I appreciate that you're one of the few people here who are expressing their opinions and trying to back them up. And I appreciate that you're engaging in this conversation instead of making sweeping statements about the law that are untrue or merely making philosophical points. Thanks for that.
Oh, one more thing. Copyrights do NOT last forever. They expire, and then automatically become public domain. Do you know why some of the things Disney used were public domain? Because the copyrights had already expired. It would have been no different for them if they made those movies today, because the things that were public domain then are still such now, and many more things are as well. Copyrights do not last forever.
EDIT: so really, what you want is already, in a sense, part of our system. The whole of human creation does, eventually, become public domain. It just takes several decades (or the renunciation of a copyright by its holder) to become so. What you want is already in place in most regards. The point is that you can't steal a work someone just recently made. Also, with regards to your point about laws only helping humanity in the long run: isn't that what we should be looking toward? Laws should not be made just for current circumstances. Laws should and MUST look toward the future.
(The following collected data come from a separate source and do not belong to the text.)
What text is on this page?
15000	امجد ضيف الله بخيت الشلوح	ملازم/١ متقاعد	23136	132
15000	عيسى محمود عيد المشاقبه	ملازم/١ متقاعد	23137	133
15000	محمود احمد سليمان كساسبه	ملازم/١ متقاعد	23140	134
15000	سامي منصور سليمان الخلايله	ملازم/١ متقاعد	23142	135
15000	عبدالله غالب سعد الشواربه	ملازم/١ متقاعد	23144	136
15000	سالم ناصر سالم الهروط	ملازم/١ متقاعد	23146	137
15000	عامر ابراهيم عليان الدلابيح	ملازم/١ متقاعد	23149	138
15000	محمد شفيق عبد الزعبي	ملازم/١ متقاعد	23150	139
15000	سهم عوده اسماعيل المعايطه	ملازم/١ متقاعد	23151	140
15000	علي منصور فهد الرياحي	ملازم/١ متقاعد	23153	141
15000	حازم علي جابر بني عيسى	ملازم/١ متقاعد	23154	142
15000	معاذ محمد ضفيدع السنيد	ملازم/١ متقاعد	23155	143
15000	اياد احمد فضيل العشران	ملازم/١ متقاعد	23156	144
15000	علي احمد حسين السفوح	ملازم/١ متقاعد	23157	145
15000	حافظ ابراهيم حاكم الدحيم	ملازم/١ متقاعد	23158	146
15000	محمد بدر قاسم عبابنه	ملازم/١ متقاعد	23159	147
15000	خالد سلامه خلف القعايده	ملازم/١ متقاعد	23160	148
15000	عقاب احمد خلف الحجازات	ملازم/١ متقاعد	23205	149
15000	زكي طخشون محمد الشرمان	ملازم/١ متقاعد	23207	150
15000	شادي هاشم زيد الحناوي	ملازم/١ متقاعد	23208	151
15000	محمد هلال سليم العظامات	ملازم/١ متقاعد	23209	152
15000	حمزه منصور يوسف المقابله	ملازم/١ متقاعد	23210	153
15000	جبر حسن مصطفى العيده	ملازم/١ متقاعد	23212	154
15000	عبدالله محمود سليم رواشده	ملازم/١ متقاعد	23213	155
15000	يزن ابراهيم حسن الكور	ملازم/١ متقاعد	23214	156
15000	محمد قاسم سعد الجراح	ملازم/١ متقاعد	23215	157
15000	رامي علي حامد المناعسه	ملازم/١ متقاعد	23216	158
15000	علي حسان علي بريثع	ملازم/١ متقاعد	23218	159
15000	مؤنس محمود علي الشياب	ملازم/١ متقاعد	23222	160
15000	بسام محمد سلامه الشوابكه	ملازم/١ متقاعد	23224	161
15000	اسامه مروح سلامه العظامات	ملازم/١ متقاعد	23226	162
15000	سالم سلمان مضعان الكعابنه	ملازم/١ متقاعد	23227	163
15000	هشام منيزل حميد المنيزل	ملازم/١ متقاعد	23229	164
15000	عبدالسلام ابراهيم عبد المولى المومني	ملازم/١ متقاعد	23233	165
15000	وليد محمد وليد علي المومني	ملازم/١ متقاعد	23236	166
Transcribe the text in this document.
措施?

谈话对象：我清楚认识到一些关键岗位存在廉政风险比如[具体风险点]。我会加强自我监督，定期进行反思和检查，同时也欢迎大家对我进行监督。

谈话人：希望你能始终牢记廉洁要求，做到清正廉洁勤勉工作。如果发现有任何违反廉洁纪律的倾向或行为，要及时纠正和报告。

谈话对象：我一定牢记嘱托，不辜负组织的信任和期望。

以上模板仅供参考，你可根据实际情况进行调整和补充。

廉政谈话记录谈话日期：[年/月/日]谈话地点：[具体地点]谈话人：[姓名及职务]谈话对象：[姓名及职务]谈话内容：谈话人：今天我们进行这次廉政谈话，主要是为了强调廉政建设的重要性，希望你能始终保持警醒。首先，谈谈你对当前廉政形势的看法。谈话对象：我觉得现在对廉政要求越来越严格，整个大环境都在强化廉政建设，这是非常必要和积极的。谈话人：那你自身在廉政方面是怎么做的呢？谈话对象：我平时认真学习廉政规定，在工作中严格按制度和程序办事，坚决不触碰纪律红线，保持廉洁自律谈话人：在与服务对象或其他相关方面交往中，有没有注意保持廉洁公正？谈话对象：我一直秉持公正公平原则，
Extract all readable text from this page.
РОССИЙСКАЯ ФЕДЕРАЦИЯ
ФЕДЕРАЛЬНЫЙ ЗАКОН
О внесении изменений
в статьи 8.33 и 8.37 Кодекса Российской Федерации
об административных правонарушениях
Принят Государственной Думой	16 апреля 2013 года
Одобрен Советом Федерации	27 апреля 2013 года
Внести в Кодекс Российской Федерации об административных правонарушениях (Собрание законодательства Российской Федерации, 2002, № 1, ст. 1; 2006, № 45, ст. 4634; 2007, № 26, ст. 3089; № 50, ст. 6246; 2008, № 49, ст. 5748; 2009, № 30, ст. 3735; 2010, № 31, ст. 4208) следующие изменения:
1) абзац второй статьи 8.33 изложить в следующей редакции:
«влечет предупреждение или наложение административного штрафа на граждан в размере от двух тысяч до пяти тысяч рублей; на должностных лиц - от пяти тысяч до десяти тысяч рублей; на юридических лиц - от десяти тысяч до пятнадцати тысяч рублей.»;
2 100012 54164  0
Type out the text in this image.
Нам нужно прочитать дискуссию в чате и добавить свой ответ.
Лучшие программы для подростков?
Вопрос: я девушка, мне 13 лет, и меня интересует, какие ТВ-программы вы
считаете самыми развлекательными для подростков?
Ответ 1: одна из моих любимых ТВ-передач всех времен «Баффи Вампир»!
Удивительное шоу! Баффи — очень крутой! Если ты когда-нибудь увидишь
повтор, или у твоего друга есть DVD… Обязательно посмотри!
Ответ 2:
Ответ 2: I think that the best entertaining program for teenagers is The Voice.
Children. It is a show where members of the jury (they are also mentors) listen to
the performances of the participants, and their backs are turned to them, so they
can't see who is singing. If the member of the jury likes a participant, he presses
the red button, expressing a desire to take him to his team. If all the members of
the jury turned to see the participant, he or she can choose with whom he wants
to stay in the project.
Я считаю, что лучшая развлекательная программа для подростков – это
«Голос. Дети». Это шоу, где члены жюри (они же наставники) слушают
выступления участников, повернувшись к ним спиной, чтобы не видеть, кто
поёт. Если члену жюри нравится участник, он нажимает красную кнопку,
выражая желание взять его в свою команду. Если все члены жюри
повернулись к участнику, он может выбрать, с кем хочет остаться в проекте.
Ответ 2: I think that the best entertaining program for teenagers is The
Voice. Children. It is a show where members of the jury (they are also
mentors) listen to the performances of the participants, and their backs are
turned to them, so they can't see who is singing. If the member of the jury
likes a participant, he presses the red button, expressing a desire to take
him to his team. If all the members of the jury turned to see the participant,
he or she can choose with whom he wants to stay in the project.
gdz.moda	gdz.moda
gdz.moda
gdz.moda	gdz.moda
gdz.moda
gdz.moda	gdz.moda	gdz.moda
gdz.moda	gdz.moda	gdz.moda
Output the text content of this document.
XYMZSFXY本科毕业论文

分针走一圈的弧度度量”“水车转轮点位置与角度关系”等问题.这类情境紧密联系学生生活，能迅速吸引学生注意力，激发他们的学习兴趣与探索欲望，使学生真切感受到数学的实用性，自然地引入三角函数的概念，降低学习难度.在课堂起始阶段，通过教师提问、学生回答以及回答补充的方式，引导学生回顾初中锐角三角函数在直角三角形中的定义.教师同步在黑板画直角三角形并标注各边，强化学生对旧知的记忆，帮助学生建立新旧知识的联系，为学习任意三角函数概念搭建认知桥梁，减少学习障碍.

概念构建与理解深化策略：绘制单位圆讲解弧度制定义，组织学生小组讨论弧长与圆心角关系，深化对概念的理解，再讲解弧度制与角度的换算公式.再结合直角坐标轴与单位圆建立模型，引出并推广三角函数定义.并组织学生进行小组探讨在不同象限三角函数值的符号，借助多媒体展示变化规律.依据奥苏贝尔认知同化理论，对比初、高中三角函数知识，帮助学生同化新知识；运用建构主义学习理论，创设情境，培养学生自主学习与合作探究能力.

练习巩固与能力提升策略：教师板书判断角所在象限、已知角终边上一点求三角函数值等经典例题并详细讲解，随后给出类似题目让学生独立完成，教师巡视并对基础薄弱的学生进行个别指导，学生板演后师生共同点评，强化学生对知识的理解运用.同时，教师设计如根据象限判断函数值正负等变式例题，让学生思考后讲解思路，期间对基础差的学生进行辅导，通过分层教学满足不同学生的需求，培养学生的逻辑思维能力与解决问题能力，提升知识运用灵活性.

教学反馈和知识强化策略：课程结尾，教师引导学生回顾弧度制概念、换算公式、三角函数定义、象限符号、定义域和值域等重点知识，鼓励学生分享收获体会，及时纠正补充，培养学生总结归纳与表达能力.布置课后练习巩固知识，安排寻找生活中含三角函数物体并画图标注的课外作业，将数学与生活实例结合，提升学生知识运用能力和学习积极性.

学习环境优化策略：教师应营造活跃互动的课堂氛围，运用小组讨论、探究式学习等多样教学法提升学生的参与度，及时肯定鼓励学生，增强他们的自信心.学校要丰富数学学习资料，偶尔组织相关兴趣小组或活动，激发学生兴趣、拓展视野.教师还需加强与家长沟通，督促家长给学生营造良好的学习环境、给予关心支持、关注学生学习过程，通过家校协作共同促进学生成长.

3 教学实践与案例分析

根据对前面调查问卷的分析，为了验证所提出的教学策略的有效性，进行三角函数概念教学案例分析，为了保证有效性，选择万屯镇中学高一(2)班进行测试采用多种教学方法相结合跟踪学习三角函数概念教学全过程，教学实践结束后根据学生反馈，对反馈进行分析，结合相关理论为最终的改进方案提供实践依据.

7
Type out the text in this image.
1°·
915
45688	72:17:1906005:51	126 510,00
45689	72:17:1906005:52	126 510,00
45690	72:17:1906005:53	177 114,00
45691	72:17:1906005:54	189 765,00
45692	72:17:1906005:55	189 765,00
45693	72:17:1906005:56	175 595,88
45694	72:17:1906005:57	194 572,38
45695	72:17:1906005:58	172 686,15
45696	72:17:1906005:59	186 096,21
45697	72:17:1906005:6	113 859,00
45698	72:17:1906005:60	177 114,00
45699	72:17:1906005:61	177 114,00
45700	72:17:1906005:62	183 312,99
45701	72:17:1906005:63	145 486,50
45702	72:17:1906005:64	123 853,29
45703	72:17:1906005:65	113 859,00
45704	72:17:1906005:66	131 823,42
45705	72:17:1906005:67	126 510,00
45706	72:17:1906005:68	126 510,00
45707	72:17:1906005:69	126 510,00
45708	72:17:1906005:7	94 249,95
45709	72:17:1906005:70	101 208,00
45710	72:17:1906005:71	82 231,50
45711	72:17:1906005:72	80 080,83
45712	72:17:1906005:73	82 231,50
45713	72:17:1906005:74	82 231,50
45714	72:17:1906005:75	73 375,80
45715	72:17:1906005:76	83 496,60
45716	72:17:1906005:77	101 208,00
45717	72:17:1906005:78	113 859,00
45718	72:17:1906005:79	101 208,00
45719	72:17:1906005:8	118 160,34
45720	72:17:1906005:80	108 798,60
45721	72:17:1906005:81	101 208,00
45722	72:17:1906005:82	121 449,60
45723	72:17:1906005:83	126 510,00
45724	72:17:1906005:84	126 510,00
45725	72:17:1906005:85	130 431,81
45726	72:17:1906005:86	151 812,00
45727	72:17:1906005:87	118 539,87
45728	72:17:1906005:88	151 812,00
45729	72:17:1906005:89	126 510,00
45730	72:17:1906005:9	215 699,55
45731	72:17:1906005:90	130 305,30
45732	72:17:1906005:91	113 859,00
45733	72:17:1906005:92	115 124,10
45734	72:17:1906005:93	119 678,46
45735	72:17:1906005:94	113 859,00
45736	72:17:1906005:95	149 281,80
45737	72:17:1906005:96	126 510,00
What's the point in helping humanity now when it will hurt it down the road? It's like climate change. Sure, everyone is happy with how things are going for now. But does that mean we shouldn't start passing laws in anticipation of the huge amount of chaos, turmoil, and suffering that will occur in a few decades? What about the people who will live in the future? We are not the only ones who matter.
EDIT 2: I just want to clarify a matter on which you might be unclear. Disney or anyone else can take someone's work and create something NEW from it. They cannot, however, take someone's work and jsut make it an element of their new creation without changing it in any way. Taking someone else's work and simply putting it in the larger context of a new work is not ok. Using someone else's work and BUILDING on it is. That's why the guy's map was ok to make: he didn't take MA's transit system map and simply claim it as his own or put an exact copy of it into a larger work. He made very significant changes to it. See, you can actually do creative work based on something that is copyrighted, so long as you make sufficient changes to it to create something new. That is not what Naughty Dog did. Instead, they took something and simply placed it in something larger, rather than paying to have it made by an employee or paying the original creator to use it.